Le grand mandat missionnaire exigera parfois la désobéissance

SouffranceMission de l’Église

Les raisons pour lesquelles certains missionnaires refusent de quitter les lieux les plus difficiles.

Cet article est tout d’abord une lettre que Greg Livingstone a envoyée à certains de ses amis, y compris moi. J’ai aimé ce que j’y ai lu, non pas parce que c’était facile à lire, mais parce que c’était extrêmement important pour achever la mission de Christ dans les lieux les plus difficiles au monde à atteindre. J’ai donc demandé à Greg si je pouvais ajouter ma voix et quelques réflexions complémentaires à sa lettre, afin que nous fassions cette publication commune.

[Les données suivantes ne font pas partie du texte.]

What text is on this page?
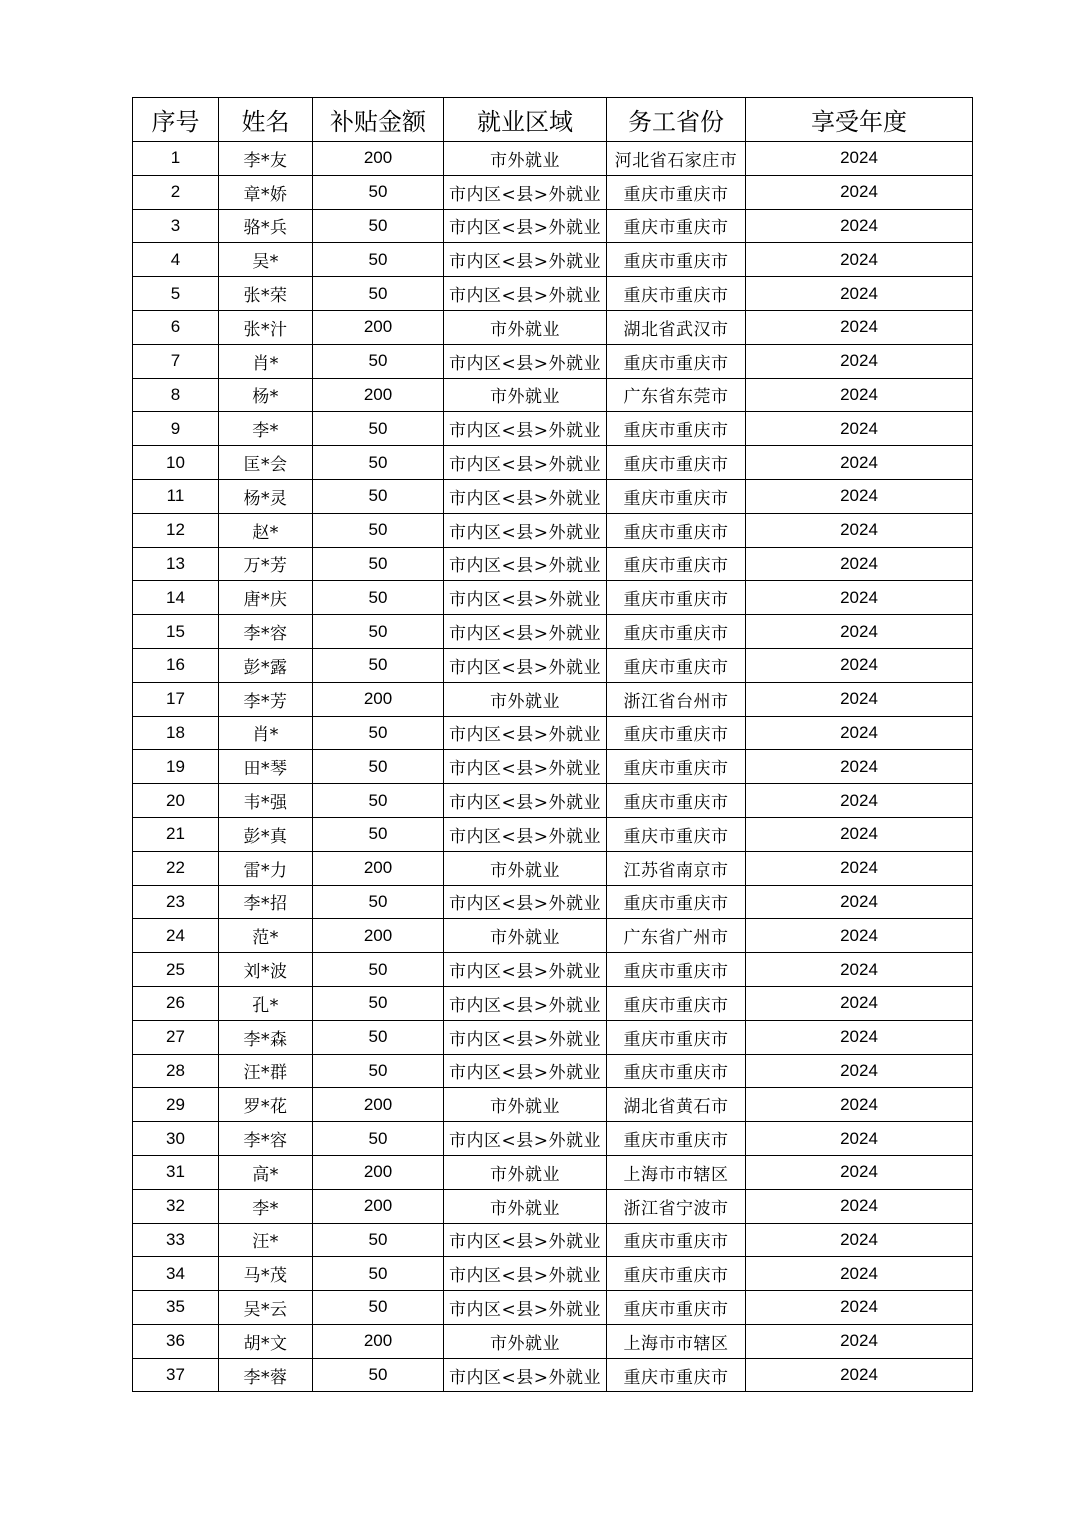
序号	姓名	补贴金额	就业区域	务工省份	享受年度
1	李*友	200	市外就业	河北省石家庄市	2024
2	章*娇	50	市内区<县>外就业	重庆市重庆市	2024
3	骆*兵	50	市内区<县>外就业	重庆市重庆市	2024
4	吴*	50	市内区<县>外就业	重庆市重庆市	2024
5	张*荣	50	市内区<县>外就业	重庆市重庆市	2024
6	张*汁	200	市外就业	湖北省武汉市	2024
7	肖*	50	市内区<县>外就业	重庆市重庆市	2024
8	杨*	200	市外就业	广东省东莞市	2024
9	李*	50	市内区<县>外就业	重庆市重庆市	2024
10	匡*会	50	市内区<县>外就业	重庆市重庆市	2024
11	杨*灵	50	市内区<县>外就业	重庆市重庆市	2024
12	赵*	50	市内区<县>外就业	重庆市重庆市	2024
13	万*芳	50	市内区<县>外就业	重庆市重庆市	2024
14	唐*庆	50	市内区<县>外就业	重庆市重庆市	2024
15	李*容	50	市内区<县>外就业	重庆市重庆市	2024
16	彭*露	50	市内区<县>外就业	重庆市重庆市	2024
17	李*芳	200	市外就业	浙江省台州市	2024
18	肖*	50	市内区<县>外就业	重庆市重庆市	2024
19	田*琴	50	市内区<县>外就业	重庆市重庆市	2024
20	韦*强	50	市内区<县>外就业	重庆市重庆市	2024
21	彭*真	50	市内区<县>外就业	重庆市重庆市	2024
22	雷*力	200	市外就业	江苏省南京市	2024
23	李*招	50	市内区<县>外就业	重庆市重庆市	2024
24	范*	200	市外就业	广东省广州市	2024
25	刘*波	50	市内区<县>外就业	重庆市重庆市	2024
26	孔*	50	市内区<县>外就业	重庆市重庆市	2024
27	李*森	50	市内区<县>外就业	重庆市重庆市	2024
28	汪*群	50	市内区<县>外就业	重庆市重庆市	2024
29	罗*花	200	市外就业	湖北省黄石市	2024
30	李*容	50	市内区<县>外就业	重庆市重庆市	2024
31	高*	200	市外就业	上海市市辖区	2024
32	李*	200	市外就业	浙江省宁波市	2024
33	汪*	50	市内区<县>外就业	重庆市重庆市	2024
34	马*茂	50	市内区<县>外就业	重庆市重庆市	2024
35	吴*云	50	市内区<县>外就业	重庆市重庆市	2024
36	胡*文	200	市外就业	上海市市辖区	2024
37	李*蓉	50	市内区<县>外就业	重庆市重庆市	2024
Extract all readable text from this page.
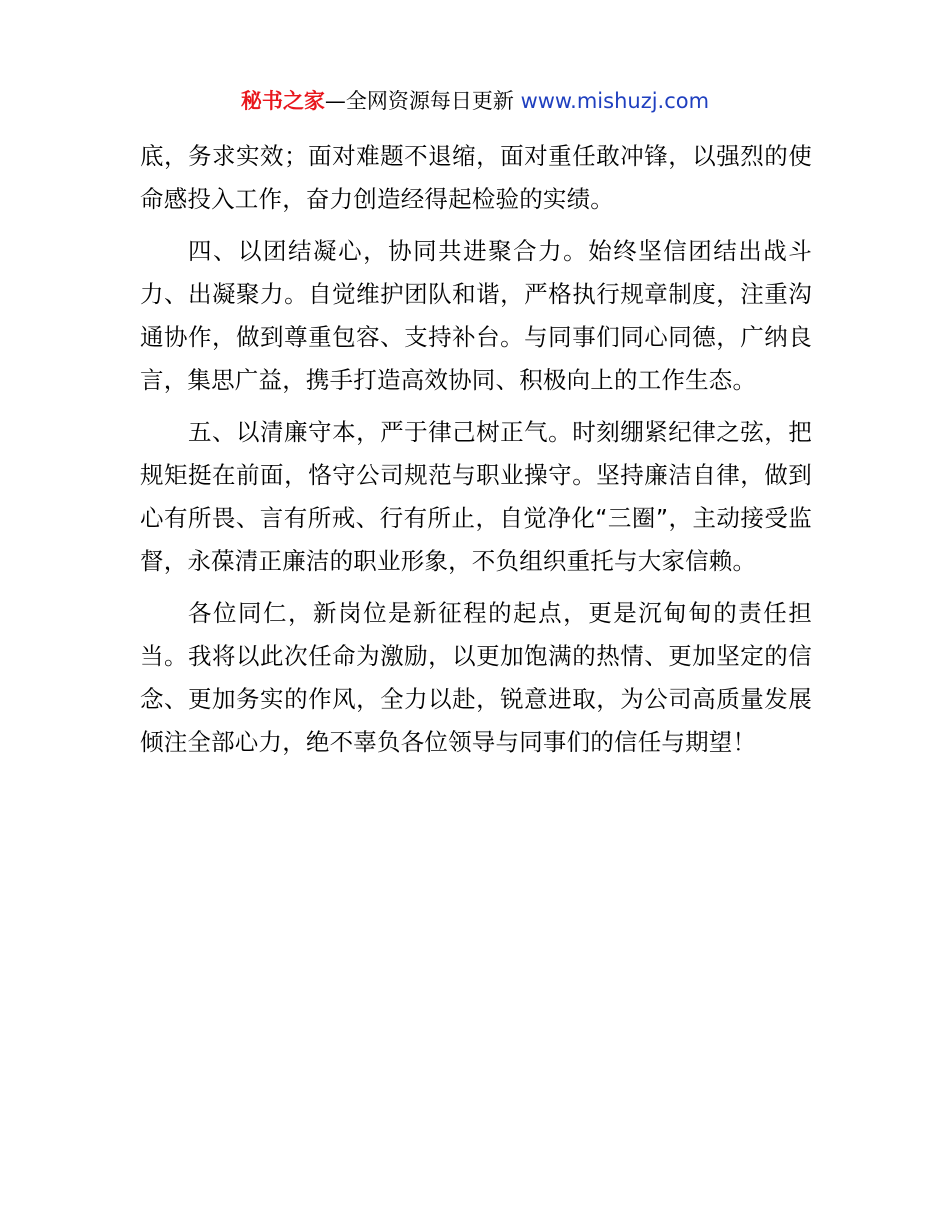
秘书之家—全网资源每日更新 www.mishuzj.com

底，务求实效；面对难题不退缩，面对重任敢冲锋，以强烈的使命感投入工作，奋力创造经得起检验的实绩。

四、以团结凝心，协同共进聚合力。始终坚信团结出战斗力、出凝聚力。自觉维护团队和谐，严格执行规章制度，注重沟通协作，做到尊重包容、支持补台。与同事们同心同德，广纳良言，集思广益，携手打造高效协同、积极向上的工作生态。

五、以清廉守本，严于律己树正气。时刻绷紧纪律之弦，把规矩挺在前面，恪守公司规范与职业操守。坚持廉洁自律，做到心有所畏、言有所戒、行有所止，自觉净化“三圈”，主动接受监督，永葆清正廉洁的职业形象，不负组织重托与大家信赖。

各位同仁，新岗位是新征程的起点，更是沉甸甸的责任担当。我将以此次任命为激励，以更加饱满的热情、更加坚定的信念、更加务实的作风，全力以赴，锐意进取，为公司高质量发展倾注全部心力，绝不辜负各位领导与同事们的信任与期望！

Le moment de la désobéissance civile des missionnaires est-il arrivé? Nous faisons référence à ces situations parmi les peuples non atteints où les autorités ordonnent aux missionnaires d’arrêter leur travail et de partir.

Ce n’est un secret pour personne, beaucoup de missionnaires obéissants et fidèles font l’expérience d’être expulsés du peuple pour lequel ils ont reçu un appel. Parfois, cela arrive de manière forcée. Mais de manière plus classique, le gouvernement de leur peuple d’adoption refuse simplement de leur accorder ou de renouveler leur visa.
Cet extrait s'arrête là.